Generally I will take liver call 1-2 times a week. When I am assigned to liver, I will generally start the morning by reviewing any pending transplant cases that are already accepted for the day. Most often our cases happen in the afternoon and evenings, so during the day we will do other hepatobiliary cases such as liver resections, transplant take-backs, etc. In the evening, I will remain in close contact with the transplant coordinators to make sure that we are adequately prepared for any upcoming cases.  

What are the biggest challenges that you face within your sub-specialty?  

I think the biggest challenges we face are very patient care-related. In any given case we must be prepared to fight for our patients’ lives. Patient decompensation and even death is a real threat for us in each case. This can be very physically and emotionally draining.  

Are there any changes you foresee within the field of anesthesiology that will affect your sub-specialty?  

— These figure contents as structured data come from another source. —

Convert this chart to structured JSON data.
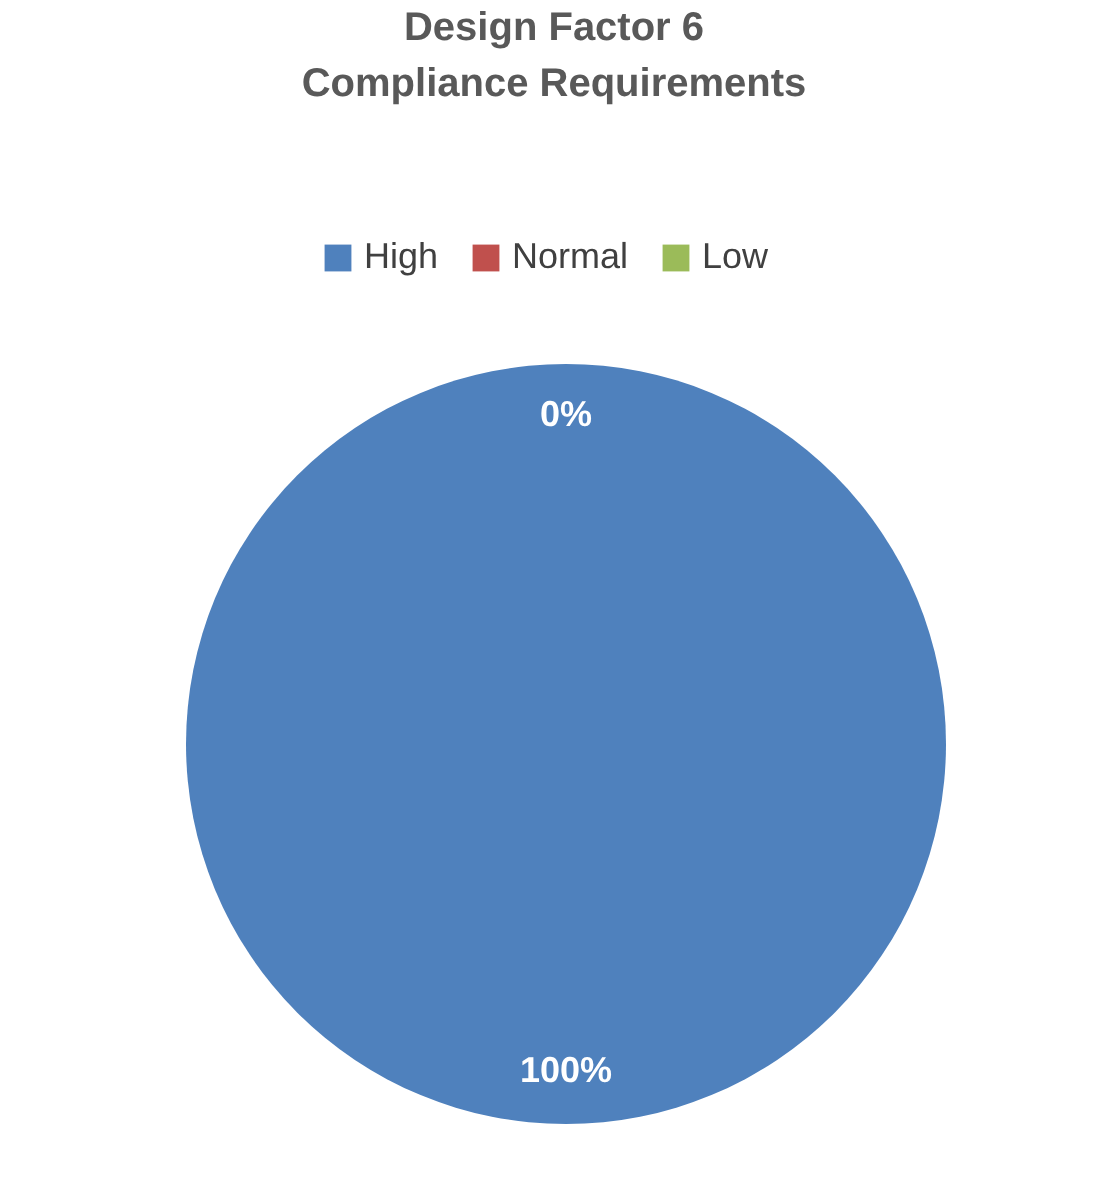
{
  "chart_data": {
    "type": "pie",
    "title": "Design Factor 6 Compliance Requirements",
    "categories": [
      "High",
      "Normal",
      "Low"
    ],
    "values": [
      100,
      0,
      0
    ],
    "colors": [
      "#4f81bd",
      "#c0504d",
      "#9bbb59"
    ],
    "value_labels": [
      "100%",
      "0%",
      null
    ],
    "legend": "top"
  }
}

Our field is seeing significant changes as technology improves. One of the most significant recent developments is normothermic machine perfusion of organs. As this becomes more available, we are seeing increased patient stability during transplant surgery. Additionally, these machines have the potential to increase availability of organs as we can get more information about organs of more marginal quality before they are transplanted.  

If you hadn’t done what you are currently doing, what would have been Plan B?  

I most likely would have ended up doing general anesthesia in another setting without a fellowship. Although I originally thought I would go into private practice, I have really enjoyed working with medical students and residents. I think being in an academic setting would have ended up being a part of my plan with or without fellowship.